A trial period of at least 6-8 weeks, perhaps longer, is recommended before evaluating overall tolerability and efficacy 4.
Special Population Adjustments
Hepatic Impairment:
- Moderate hepatic impairment (Child-Pugh Class B): Reduce initial and target doses to 50% of normal 1
- Severe hepatic impairment (Child-Pugh Class C): Reduce initial and target doses to 25% of normal 1
CYP2D6 Poor Metabolizers or Strong CYP2D6 Inhibitor Use:
- Children/adolescents ≤70 kg: Start at 0.5 mg/kg/day, increase to usual target of 1.2 mg/kg/day only if symptoms fail to improve after 4 weeks and initial dose is well tolerated 1
- Children/adolescents >70 kg and adults: Start at 40 mg/day, increase to usual target of 80 mg/day only if symptoms fail to improve after 4 weeks and initial dose is well tolerated 1
Strong CYP2D6 inhibitors include paroxetine, fluoxetine, and quinidine 1.

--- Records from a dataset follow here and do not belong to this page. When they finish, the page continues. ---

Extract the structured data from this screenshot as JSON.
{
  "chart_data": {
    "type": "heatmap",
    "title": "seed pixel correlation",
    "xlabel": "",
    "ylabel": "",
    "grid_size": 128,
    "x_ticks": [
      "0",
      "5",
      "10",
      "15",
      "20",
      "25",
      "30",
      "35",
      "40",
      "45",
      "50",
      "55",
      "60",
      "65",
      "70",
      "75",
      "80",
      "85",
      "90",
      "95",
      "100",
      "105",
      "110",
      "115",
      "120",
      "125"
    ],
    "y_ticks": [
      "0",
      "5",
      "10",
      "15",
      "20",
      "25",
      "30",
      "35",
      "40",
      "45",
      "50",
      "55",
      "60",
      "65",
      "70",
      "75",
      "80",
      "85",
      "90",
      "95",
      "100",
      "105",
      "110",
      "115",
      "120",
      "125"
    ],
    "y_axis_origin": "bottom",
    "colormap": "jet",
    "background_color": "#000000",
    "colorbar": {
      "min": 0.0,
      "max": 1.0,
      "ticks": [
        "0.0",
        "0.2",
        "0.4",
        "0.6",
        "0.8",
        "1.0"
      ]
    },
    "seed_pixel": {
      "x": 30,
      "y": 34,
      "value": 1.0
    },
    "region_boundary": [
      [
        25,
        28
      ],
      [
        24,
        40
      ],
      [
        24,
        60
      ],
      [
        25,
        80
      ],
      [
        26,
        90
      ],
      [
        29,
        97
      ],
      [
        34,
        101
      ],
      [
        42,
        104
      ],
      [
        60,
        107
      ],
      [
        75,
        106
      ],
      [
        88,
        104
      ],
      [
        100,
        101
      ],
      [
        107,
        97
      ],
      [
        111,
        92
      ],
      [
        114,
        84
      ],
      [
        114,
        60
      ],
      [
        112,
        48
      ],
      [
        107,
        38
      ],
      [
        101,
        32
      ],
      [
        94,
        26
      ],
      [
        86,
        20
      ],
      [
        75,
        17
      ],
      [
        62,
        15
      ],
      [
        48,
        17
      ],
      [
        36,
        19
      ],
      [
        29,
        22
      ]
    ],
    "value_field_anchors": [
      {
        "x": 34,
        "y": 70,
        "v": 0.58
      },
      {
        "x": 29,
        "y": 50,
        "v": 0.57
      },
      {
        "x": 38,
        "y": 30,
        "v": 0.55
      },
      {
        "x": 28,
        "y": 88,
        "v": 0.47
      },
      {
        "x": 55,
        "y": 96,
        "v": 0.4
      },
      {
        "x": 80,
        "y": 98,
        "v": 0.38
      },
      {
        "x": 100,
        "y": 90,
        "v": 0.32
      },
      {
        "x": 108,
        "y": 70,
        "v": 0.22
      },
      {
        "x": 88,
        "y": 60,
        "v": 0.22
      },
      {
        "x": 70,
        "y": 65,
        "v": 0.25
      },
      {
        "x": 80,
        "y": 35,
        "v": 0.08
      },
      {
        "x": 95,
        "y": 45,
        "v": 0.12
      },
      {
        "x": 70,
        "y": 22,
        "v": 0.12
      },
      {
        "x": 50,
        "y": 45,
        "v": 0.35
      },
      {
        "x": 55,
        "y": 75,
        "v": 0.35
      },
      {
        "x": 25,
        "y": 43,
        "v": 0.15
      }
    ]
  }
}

Monitoring During Titration
Close monitoring is essential during the first few months of treatment or at times of dose changes due to potential risks including suicidality, clinical worsening, and unusual behavioral changes 2.
Behavioral activation/agitation (including motor or mental restlessness, insomnia, impulsiveness, talkativeness, disinhibited behavior, aggression) can occur early in treatment or with dose increases 2. If side effects occur, consider returning to the previous well-tolerated dose 2.
Maintenance Dosing
For patients who achieve robust response, lower maintenance doses may be effective. Research demonstrates that patients responding to 1.2-1.8 mg/kg/day can maintain response with reduced doses of 0.5 mg/kg/day during long-term treatment 5, though this should be individualized based on symptom control.
The physician should periodically reevaluate long-term usefulness for the individual patient 1.
Discontinuation
Atomoxetine can be discontinued without tapering 1, and patients may miss occasional doses without rebound effects or discontinuation syndrome 4. However, symptoms typically return upon discontinuation 2.